Médailles au cou, précarité dans les poches : le cinéma ivoirien hypocrite ?

Médailles au cou, précarité dans les poches : le cinéma ivoirien hypocrite ?

Je reviens de loin avec les mots forts de Fortuné Akakpo, récemment élevé au rang de Chevalier de l’Ordre du Mérite Culturel. Une distinction honorable, méritée, symbolique. Mais derrière les applaudissements et les médailles, une réalité amère persiste : les acteurs ivoiriens continuent de vivre dans la précarité.

Cette reconnaissance met en lumière un paradoxe troublant. Comment peut-on célébrer la culture ivoirienne tout en laissant ceux qui la portent acteurs, comédiens, techniciens survivre sans véritable sécurité financière ? Les cinéastes ivoiriens doivent aujourd’hui regarder la vérité en face, parfois même en rire jaune : le cinéma avance, les films sortent, mais les acteurs peinent à vivre de leur art.

La question devient alors urgente : à quand un véritable barème sur les cachets des acteurs ?
À quand des règles claires, justes et respectées pour encadrer les rémunérations, que ce soit pour les acteurs principaux, les seconds rôles ou les techniciens (électriciens, machinistes, costumiers, etc.) ?

Il faut aussi avoir le courage de se dire les choses entre nous. Si les acteurs eux-mêmes ne se prennent pas au sérieux, s’ils ne défendent pas leur métier comme une profession à part entière, personne ne le fera à leur place. Le ministère de tutelle ne peut pas tout, surtout si le secteur reste désorganisé, silencieux ou résigné.
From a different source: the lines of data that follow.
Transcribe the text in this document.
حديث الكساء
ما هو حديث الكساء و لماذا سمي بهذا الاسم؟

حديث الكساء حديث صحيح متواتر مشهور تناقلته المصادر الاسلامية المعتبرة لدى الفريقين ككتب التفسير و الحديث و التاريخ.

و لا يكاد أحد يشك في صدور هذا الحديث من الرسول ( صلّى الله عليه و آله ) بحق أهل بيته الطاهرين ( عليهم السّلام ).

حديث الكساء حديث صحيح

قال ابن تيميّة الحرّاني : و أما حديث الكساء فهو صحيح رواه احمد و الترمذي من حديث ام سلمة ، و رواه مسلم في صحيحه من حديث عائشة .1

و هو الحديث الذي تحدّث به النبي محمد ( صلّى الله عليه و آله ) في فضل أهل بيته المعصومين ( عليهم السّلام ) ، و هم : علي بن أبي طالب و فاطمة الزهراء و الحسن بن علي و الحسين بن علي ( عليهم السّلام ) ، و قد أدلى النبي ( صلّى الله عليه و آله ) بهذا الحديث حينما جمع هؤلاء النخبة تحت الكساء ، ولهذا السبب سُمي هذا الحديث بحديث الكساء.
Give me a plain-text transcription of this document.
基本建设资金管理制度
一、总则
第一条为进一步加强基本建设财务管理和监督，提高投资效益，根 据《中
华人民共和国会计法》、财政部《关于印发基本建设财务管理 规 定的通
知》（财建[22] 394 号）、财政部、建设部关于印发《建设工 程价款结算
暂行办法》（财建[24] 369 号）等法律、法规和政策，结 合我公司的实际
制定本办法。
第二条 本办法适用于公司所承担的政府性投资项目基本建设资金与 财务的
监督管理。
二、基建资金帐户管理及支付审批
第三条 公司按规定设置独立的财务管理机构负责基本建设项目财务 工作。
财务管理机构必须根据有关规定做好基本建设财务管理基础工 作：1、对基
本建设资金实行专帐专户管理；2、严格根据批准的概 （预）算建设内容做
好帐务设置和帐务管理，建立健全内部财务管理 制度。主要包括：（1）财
L’élévation de Fortuné Akakpo au rang de Chevalier doit être plus qu’un symbole. Elle doit être un signal d’alarme, un point de départ pour une réforme réelle du cinéma ivoirien.
Car on ne peut pas bâtir une industrie culturelle forte sur la passion seule, pendant que ceux qui donnent vie aux histoires vivent dans l’ombre et le besoin.

Honorer les artistes, oui. Mais les faire vivre dignement de leur art, c’est encore mieux.